Molecular mapping of R11, a novel rust resistance gene in sunflower (Helianthus annuus L.)

Authors: Qi, Lili; Seiler, Gerald; Vick, Brady; Gulya Jr, Thomas

Submitted to: Meeting Abstract
Publication Type: Proceedings
Publication Acceptance Date: 12/7/2011
Publication Date: N/A
Citation: N/A

Interpretive Summary: Sunflower oil provides about 13% of the world’s edible oil. The high proportion of polyunsaturated fatty acids renders sunflower oil as a popular source of essential fatty acids in the diet. However, sunflower production in North America has recently been threatened by the development of new virulent races of sunflower rust. The majority of commercial hybrids are susceptible to the new predominant and virulent races. A male-sterile restorer line, Rf ANN-1742, was identified as resistant to the newly emerged rust races. The aim of this study was to elucidate the inheritance of rust resistance and identify the chromosome location of the underlying genes in Rf ANN-1742. Statistical analysis of the segregation of rust response in F2 and F3 populations revealed that rust resistance is controlled by single dominant genes derived from alien segments of Rf ANN-1742. The gene was designated as R11. A set of 723 simple sequence repeat (SSR) DNA markers of sunflower was used to identify polymorphic markers (markers that are different) between HA 89 and the resistant plant. We used the polymorphic markers together with a technique called bulk segregant analysis to map the rust gene to linkage group (LG). Based on the SSR analyses of 192 F2 individuals, R11 mapped to the lower end of LG 13 and flanked by ORS728 and ORS45, with a genetic distance of 0.3 cM and 1.0 cM, respectively. R11 is genetically independent from the rust R-genes R1, R2, and R5, but may be closely linked to the rust R-gene Radv derived from wild H. argophyllus, forming a large rust R-gene cluster of Radv/R11/ R4 in the lower end of LG 13. Any combination of the genes R2, R4, and R5 with R11 would give resistance to a majority of rust races and provide protection against the spread of new rust races. The molecular markers closely linked to the different resistance genes should make this task more feasible, and will allow breeders to effectively select disease-resistant progeny in early segregating generations.

Technical Abstract: Sunflower production in North America has recently been threatened by the evolution of new virulent pathotypes of sunflower rust caused by the fungus Puccinia helianthi Schwein. Rf ANN-1742, an ‘HA 89’ backcross restorer line derived from wild annual sunflower (Helianthus annuus L), was identified as resistant to North America rust races 336 (the predominant race over three years) and 777 (the most virulent race). The aim of this study was to elucidate the inheritance of rust resistance and identify the chromosome location of the underlying gene in Rf ANN-1742. The F2 and F2:3 populations derived from a heterozygous rust resistant plant, 09-519-1, selected from Rf ANN-1742 were inoculated with North America rust race 336. A set of 723 mapped SSR markers of sunflower was used to screen the polymorphism between HA 89 and the resistant plant. The bulked segregant analysis was performed to identify the genomic region harboring the rust resistance gene. Chi-squared analysis of rust response segregation in F2 and F3 populations revealed that a dominant gene governs rust resistance in the line Rf ANN-1742 and was designated as R11. Bulked segregant analysis subsequently located R11 on linkage group (LG) 13 of sunflower. Based on the SSR analyses of 192 F2 individuals, R11 was mapped to the lower end of LG13 and flanked by ORS728 and ORS45, with a genetic distance of 0.3 cM and 1.0 cM, respectively.
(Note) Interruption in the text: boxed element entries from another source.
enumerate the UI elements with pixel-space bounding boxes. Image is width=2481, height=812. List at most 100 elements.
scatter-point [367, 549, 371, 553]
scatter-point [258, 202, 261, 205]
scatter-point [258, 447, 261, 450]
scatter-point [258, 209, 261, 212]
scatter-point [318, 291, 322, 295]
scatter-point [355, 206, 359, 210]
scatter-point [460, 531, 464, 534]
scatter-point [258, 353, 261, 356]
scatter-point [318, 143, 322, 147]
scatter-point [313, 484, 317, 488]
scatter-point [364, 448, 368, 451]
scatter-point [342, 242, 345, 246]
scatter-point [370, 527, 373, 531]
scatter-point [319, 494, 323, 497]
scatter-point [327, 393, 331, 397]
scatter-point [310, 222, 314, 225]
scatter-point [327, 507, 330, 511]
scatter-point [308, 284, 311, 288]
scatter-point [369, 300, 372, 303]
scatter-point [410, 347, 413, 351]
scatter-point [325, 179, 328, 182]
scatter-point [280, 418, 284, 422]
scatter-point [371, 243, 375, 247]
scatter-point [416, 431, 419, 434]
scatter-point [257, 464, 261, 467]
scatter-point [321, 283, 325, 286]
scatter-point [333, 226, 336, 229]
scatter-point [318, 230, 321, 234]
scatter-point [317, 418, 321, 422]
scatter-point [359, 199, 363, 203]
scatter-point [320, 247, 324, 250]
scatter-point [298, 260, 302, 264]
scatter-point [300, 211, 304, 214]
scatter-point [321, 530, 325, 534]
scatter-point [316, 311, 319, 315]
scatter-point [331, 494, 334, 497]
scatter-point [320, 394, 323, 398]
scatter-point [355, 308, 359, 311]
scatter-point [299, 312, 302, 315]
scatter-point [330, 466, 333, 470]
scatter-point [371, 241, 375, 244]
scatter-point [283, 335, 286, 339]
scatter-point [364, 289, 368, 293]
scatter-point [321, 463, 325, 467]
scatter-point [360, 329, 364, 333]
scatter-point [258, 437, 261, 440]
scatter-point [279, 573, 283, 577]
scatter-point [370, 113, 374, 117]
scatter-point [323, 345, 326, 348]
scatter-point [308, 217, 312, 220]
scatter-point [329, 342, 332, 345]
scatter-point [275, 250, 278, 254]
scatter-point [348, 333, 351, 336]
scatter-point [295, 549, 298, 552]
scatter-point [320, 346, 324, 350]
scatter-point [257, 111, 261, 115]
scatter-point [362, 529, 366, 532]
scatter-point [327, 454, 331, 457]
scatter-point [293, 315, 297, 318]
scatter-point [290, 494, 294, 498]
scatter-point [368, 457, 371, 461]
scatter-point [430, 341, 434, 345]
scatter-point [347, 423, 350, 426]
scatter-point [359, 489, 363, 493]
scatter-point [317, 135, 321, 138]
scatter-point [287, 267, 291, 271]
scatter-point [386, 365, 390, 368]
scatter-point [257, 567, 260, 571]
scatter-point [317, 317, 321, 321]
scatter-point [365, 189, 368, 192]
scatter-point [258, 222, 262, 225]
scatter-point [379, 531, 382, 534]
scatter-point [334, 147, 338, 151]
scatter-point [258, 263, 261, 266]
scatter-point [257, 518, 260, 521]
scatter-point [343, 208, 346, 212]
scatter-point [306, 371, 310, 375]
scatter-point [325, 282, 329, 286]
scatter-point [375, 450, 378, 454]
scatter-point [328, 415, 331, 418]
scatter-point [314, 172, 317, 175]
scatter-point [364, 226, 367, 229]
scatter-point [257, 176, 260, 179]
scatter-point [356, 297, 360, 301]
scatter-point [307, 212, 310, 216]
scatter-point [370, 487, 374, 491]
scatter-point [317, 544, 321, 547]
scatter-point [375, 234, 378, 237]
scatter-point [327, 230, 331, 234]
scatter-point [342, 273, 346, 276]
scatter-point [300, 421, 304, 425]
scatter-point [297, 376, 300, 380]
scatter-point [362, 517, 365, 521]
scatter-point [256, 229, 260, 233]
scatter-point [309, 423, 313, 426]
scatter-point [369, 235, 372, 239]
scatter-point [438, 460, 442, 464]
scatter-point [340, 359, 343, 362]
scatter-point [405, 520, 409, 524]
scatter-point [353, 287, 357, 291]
R11 is genetically independent from the rust R-genes R1, R2, and R5, but may be closely linked to the rust R-gene Radv derived from wild H. argophyllus, forming a large rust R-gene cluster of Radv/R11/ R4 in the lower end of LG13. Any combination of the genes R2, R4, and R5 with R11 would give resistance to a majority of rust races and provide protection against the spread of new rust races. The molecular markers closely linked to the R11 gene developed in this study should make this task more feasible, and will allow breeders to effectively select disease-resistant progeny in early segregating generations.